After about thirty seconds, he took on a Zen-like countenance.

“This file was altered, my child. I sense an evil taint upon it.”

No shit, really?
“I kind of had that feeling.”

He grinned, dropping the monk act. “I restored it. All the data is there. It looks like the alteration came from a corporate network, uhm…” He moved his hands as if invoking black magic. “Intera.” His face contorted with overacted anger. “Filthy peasants! Think they can hide from me?”

Kirsten leaned back with both eyebrows raised.

Carter pursed her lips. “They got some set of balls hacking government files.”

Joey snickered. “I’ll send them a message about it, I have just the thing.” He looked at Kirsten, holding up two holo-disks. “What do you think? Windowgrinder 1.8 or Cornhole 4.0?”

“Umm… the first one.” Kirsten blushed.

“You need anything else?” He spoke to her breasts.

“Watch it Dillon, you’re flirting with death.” Carter slapped him on the head, knocking his hat askew.

Kirsten gave them both a look of confusion.
What! We’re not that unhinged, I’m not going to bake his brain for staring at my tits.

“Hey, just because I have perfection at home doesn’t mean I can’t admire cute.” He slid back into his desk, fixing his hat.

Kirsten felt left out of a joke, but whatever he said satisfied Carter. The look the tall woman gave her left no doubt it was time to leave now.

“Thanks for your help.” Kirsten waved in Joey’s direction.

“Philistines! Prepare to be boarded.” His voice echoed through the room, followed by maniacal laughter.

Carter walked backwards for three steps, shaking her head at him. A stream of air bubbles raced along the artery of coffee toward the desk.

“Don’t mind him.” Carter’s badge opened a door. “All of those cyberspace people are odd. I have no idea what Nina sees in him.”

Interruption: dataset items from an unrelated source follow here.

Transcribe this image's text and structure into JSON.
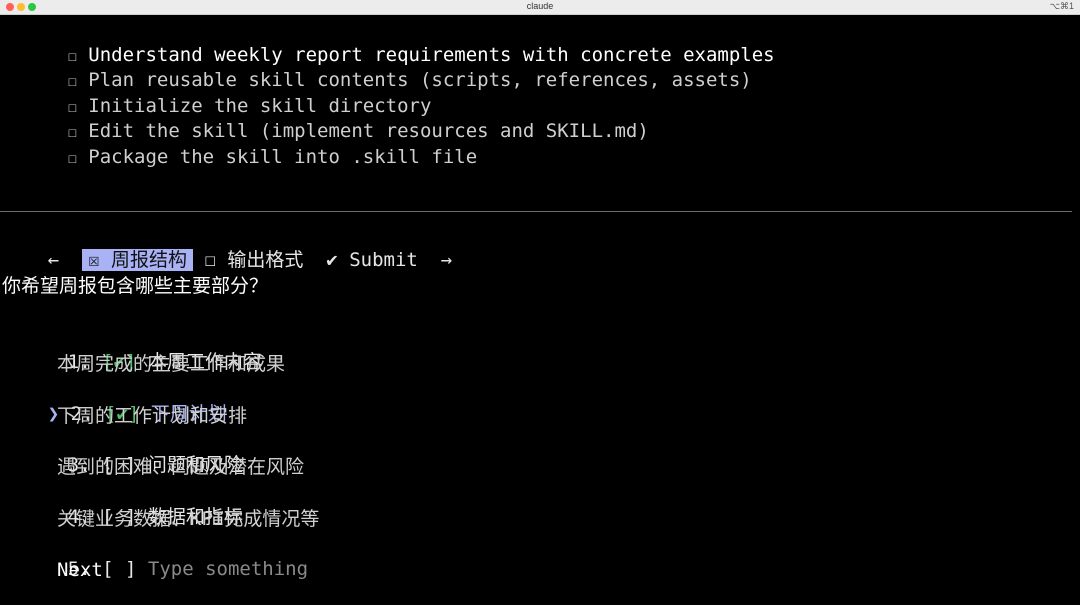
{
  "window": {
    "title": "claude",
    "shortcut": "⌥⌘1"
  },
  "tasks": [
    {
      "box": "☐",
      "label": "Understand weekly report requirements with concrete examples"
    },
    {
      "box": "☐",
      "label": "Plan reusable skill contents (scripts, references, assets)"
    },
    {
      "box": "☐",
      "label": "Initialize the skill directory"
    },
    {
      "box": "☐",
      "label": "Edit the skill (implement resources and SKILL.md)"
    },
    {
      "box": "☐",
      "label": "Package the skill into .skill file"
    }
  ],
  "tabs": {
    "left_arrow": "←",
    "right_arrow": "→",
    "items": [
      {
        "box": "☒",
        "label": "周报结构",
        "active": true
      },
      {
        "box": "☐",
        "label": "输出格式",
        "active": false
      },
      {
        "box": "✔",
        "label": "Submit",
        "active": false
      }
    ]
  },
  "question": "你希望周报包含哪些主要部分？",
  "options": [
    {
      "num": "1.",
      "mark": "[✔]",
      "label": "本周工作内容",
      "desc": "本周完成的主要工作和成果",
      "checked": true,
      "selected": false
    },
    {
      "num": "2.",
      "mark": "[✔]",
      "label": "下周计划",
      "desc": "下周的工作计划和安排",
      "checked": true,
      "selected": true
    },
    {
      "num": "3.",
      "mark": "[ ]",
      "label": "问题和风险",
      "desc": "遇到的困难、问题及潜在风险",
      "checked": false,
      "selected": false
    },
    {
      "num": "4.",
      "mark": "[ ]",
      "label": "数据和指标",
      "desc": "关键业务数据、KPI完成情况等",
      "checked": false,
      "selected": false
    },
    {
      "num": "5.",
      "mark": "[ ]",
      "label": "Type something",
      "checked": false,
      "selected": false
    }
  ],
  "pointer": "❯",
  "next_label": "Next",
  "colors": {
    "accent": "#a9b2f5",
    "check": "#4fbf67",
    "background": "#000000"
  }
}
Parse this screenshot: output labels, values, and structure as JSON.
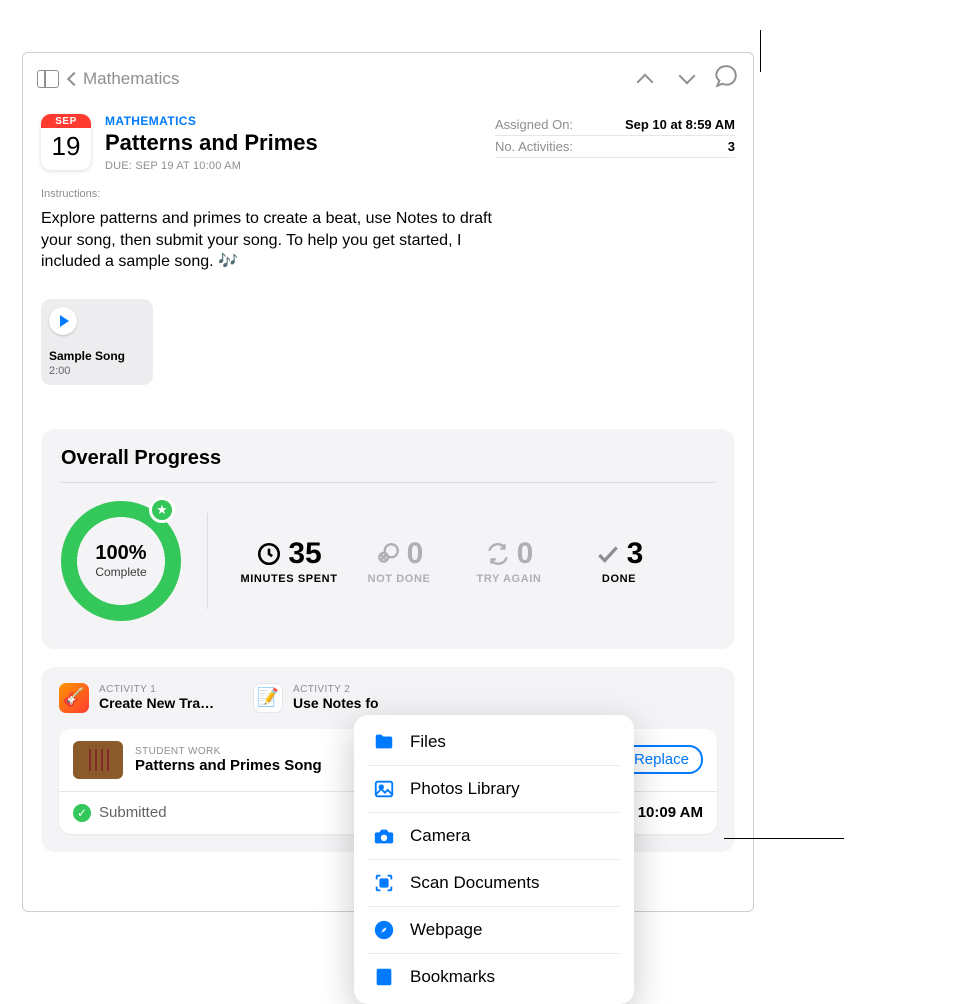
{
  "nav": {
    "back_label": "Mathematics"
  },
  "header": {
    "cal_month": "SEP",
    "cal_day": "19",
    "subject": "MATHEMATICS",
    "title": "Patterns and Primes",
    "due": "DUE: SEP 19 AT 10:00 AM",
    "meta": {
      "assigned_label": "Assigned On:",
      "assigned_value": "Sep 10 at 8:59 AM",
      "activities_label": "No. Activities:",
      "activities_value": "3"
    }
  },
  "instructions": {
    "label": "Instructions:",
    "body": "Explore patterns and primes to create a beat, use Notes to draft your song, then submit your song. To help you get started, I included a sample song. 🎶"
  },
  "sample": {
    "title": "Sample Song",
    "duration": "2:00"
  },
  "progress": {
    "title": "Overall Progress",
    "percent": "100%",
    "percent_label": "Complete",
    "stats": {
      "minutes": "35",
      "minutes_label": "MINUTES SPENT",
      "not_done": "0",
      "not_done_label": "NOT DONE",
      "try_again": "0",
      "try_again_label": "TRY AGAIN",
      "done": "3",
      "done_label": "DONE"
    }
  },
  "activities": {
    "a1_top": "ACTIVITY 1",
    "a1_title": "Create New Tra…",
    "a2_top": "ACTIVITY 2",
    "a2_title": "Use Notes fo"
  },
  "student_work": {
    "label": "STUDENT WORK",
    "title": "Patterns and Primes Song",
    "replace": "Replace",
    "submitted": "Submitted",
    "submitted_time": "10:09 AM"
  },
  "popover": {
    "items": [
      "Files",
      "Photos Library",
      "Camera",
      "Scan Documents",
      "Webpage",
      "Bookmarks"
    ]
  }
}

“Hey, Carter, don’t forget Hardin wants you to go to sniper re-qual sometime within the next two days.” A male voice came at them from a passing doorway. “Preferably
before
you go to Cuba.”

“Yeah… yeah…” The ice in Carter’s voice made Kirsten shiver.

She kept her head down and offered a pleasant smile, feeling not unlike a mouse in the home of cats. Carter matched her quick stride with a grateful nod and left her at the exit.

Once she returned to her desk, she studied the holographic eyes of Albert Motte within the repaired file.

The fact he had worked for Intera Corporation before his death jumped out at her. Coupled with the truth of every doll targeted being made by them, it became too much of a coincidence to ignore.

Why would he go after his own dolls… maybe trying to finish some project? What if he’s trying to work on them and the dolls are not reacting well to a ghost?